Cette comédie est des plus amères : acheter un titre de noblesse ne lui servira qu’à avoir des enfants nobles, qui se moqueront de leur père paysan. À condition qu’il en ait, ce qui semble difficile, au vu des refus de sa jeune femme, la rebelle Angélique.
Mais quoi, va-t-on le plaindre ? Il a fait un mauvais marché, et il a perdu, aussi s’en prend-il d’abord à lui-même. Puis à ses beaux-parents, fi ! à Monsieur et Madame de Sottenville, qui le ramènent sans cesse à leurs «bonnes manières».
Peine perdue, des deux côtés.  Ici,  personne n’aime personne, c’est ce qui  rend la pièce si amère. Dandin est incapable de profiter des ouvertures de sa femme, prise en flagrant délit d’escapade nocturne : elle veut négocier, il veut vaincre. Tant pis pour lui. Elle croit aimer le fade et lâche Clitandre ? Elle n’aime que l’idée d’être courtisée par un nobliau –comme elle- qui s’ennuie à la campagne. Tant pis aussi pour elle.
Les serviteurs ne valent pas mieux : leurs amours ne sont qu’appétits, vengeance et intérêt. Si Claudine prend si fort le parti d’Angélique, c’est peut-être bien qu’elle a espéré un moment être à sa place, maîtresse du logis ?
On en vient à se demander si ce n’est pas Molière qui n’aime personne, à ce moment douloureux de sa vie conjugale et de sa rivalité avec Lully, qui a mis Gorges Dandin en musique. Mais, avec son habitude de bien écrire, il fait qu’on s’attache quand même aux personnages, tous ridicules, tous méchants, sans indulgence, mais avec une certaine tendresse.
C’est aussi la vertu de cette mise en scène, sobre, sans gras, mais intense et humaine.  Et portée par une distribution juste et homogène : délicieux couple des parents, vieux amoureux confits dans leur point d’honneur (Françoise Viallon–Murphy et Marc-Henri Boisse), Angélique mécontente, désabusée et encore candide (Peggy Martineau), Dandin souffrant et borné (Pierre Marzin), touchant de lucidité et d’aveuglement réunis, dans ses colères rentrées. Patrick Schmitt en inquiétant benêt, Elsa Tauveron en redoutable Claudine, David Van de  Woestyne en voyou aristocratique, en sous-Don Juan de village…

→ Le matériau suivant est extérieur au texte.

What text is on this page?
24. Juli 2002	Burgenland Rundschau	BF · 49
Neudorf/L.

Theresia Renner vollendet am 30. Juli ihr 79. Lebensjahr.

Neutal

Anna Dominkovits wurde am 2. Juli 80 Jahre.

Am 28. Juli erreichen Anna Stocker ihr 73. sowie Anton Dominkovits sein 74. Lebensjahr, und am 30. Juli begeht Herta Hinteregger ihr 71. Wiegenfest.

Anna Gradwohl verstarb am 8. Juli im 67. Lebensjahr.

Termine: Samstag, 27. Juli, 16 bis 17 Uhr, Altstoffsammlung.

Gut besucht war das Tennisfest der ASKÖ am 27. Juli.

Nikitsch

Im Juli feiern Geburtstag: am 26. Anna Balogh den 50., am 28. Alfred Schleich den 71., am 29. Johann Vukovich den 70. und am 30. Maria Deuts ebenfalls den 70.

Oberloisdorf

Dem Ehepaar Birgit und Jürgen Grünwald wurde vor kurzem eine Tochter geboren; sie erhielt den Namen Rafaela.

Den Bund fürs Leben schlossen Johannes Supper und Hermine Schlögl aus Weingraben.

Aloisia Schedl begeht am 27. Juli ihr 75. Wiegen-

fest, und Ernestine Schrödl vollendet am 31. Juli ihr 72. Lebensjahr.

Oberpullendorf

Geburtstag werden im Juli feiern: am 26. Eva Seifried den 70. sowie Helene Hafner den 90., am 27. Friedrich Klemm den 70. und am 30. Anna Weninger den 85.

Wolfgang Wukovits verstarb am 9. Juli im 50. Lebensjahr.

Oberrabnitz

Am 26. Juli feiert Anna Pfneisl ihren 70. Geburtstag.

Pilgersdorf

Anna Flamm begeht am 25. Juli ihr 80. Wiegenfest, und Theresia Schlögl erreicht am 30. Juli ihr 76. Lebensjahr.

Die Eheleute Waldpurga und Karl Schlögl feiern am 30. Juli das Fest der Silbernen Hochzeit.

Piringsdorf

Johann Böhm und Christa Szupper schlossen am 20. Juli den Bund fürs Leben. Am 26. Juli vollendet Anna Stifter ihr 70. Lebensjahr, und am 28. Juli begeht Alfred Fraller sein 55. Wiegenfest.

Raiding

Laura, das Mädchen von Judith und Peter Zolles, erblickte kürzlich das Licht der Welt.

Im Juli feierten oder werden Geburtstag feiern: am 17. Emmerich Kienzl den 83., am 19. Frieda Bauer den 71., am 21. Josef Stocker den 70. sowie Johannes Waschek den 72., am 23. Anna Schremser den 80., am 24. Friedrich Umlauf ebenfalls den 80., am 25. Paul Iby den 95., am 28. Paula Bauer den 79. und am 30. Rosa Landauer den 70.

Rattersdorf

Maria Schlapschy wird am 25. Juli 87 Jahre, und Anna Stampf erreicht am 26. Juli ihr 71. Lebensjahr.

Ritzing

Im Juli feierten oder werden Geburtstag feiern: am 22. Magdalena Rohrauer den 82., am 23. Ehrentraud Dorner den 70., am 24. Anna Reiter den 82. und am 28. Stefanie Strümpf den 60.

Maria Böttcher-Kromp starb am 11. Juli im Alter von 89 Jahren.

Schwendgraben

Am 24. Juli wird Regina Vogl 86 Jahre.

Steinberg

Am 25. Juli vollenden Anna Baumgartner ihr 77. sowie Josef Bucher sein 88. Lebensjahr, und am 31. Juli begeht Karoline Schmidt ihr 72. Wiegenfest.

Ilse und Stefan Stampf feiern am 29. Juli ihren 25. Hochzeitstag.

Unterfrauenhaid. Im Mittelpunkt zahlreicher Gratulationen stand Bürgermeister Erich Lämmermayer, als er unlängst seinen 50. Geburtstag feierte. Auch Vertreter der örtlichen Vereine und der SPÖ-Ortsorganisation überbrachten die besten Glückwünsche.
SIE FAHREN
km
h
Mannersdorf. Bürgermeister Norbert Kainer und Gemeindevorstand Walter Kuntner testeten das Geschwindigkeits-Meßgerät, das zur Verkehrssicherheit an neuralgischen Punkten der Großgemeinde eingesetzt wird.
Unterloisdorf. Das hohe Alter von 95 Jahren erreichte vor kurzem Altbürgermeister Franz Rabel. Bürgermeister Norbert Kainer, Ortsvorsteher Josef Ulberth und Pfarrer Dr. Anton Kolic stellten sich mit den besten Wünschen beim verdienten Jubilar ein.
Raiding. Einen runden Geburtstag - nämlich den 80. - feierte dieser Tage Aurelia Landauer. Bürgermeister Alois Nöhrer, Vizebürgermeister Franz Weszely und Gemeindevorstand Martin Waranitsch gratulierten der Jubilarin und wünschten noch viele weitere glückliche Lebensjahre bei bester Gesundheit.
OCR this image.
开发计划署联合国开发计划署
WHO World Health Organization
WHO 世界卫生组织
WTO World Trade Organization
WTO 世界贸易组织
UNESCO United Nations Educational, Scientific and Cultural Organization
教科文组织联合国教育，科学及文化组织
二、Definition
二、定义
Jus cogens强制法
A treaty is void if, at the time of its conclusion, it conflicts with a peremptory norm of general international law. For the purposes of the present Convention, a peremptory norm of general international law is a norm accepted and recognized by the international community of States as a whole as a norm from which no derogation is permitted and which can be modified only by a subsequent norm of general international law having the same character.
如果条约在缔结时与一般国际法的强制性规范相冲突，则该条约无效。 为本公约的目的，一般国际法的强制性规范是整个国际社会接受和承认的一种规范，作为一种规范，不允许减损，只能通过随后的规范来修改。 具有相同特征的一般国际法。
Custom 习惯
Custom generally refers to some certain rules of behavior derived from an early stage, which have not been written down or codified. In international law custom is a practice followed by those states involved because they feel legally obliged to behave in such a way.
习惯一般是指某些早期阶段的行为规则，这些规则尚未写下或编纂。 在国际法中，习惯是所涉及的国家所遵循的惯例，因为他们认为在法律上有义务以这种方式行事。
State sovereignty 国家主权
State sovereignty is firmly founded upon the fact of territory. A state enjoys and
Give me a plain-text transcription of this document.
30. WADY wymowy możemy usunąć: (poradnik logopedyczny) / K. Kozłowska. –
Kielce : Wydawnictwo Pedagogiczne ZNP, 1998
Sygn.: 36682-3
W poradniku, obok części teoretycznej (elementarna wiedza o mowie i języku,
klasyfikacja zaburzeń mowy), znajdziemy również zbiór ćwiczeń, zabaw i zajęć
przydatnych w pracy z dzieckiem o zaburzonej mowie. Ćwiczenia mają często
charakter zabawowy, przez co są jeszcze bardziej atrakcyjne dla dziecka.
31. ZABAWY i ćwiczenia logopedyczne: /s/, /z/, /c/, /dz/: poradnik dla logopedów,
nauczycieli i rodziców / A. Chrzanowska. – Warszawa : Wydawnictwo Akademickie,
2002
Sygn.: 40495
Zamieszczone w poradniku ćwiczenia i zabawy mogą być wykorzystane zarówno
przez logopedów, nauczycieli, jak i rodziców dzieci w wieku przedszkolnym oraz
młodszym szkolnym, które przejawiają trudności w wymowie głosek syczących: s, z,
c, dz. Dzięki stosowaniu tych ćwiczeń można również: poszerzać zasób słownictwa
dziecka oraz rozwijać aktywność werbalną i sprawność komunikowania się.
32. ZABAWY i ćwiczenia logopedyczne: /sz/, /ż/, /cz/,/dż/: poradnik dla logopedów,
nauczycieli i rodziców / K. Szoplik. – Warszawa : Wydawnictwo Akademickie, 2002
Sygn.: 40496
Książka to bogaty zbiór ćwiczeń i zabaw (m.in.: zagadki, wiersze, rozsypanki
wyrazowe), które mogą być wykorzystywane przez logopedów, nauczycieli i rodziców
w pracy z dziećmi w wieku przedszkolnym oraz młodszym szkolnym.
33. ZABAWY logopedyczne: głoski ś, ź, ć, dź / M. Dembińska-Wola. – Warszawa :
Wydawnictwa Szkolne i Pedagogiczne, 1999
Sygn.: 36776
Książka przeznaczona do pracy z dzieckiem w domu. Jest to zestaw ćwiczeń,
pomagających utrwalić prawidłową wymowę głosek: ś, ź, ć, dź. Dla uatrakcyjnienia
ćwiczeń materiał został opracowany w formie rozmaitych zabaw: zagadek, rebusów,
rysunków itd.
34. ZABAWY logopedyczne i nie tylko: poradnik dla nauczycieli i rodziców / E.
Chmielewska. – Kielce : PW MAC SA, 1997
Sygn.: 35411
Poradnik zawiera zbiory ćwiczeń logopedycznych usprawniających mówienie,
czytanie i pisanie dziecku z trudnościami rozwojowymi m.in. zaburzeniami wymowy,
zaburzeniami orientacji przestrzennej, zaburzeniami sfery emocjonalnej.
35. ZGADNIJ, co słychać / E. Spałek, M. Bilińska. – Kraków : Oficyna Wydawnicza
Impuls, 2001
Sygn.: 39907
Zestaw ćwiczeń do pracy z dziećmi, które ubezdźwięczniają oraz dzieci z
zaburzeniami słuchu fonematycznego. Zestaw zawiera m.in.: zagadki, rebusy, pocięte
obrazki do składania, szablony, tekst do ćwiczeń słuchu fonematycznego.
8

Ce sont eux tous qui font que la pièce échappe à la noirceur totale autant qu’à la farce (pourtant les coups de bâton y sont, et les quiproquos). Il faut ajouter les costumes somptueusement inventifs de Laurence Chapellier, et cela donne un spectacle devant lequel les élèves de collèges retiennent leur souffle, comme tout le public.

 Christine Friedel

 La Forge, 19 rue des anciennes mairies Nanterre (RER Nanterre Ville) T: 01 47 24 78 35, jusqu’au 12 avril.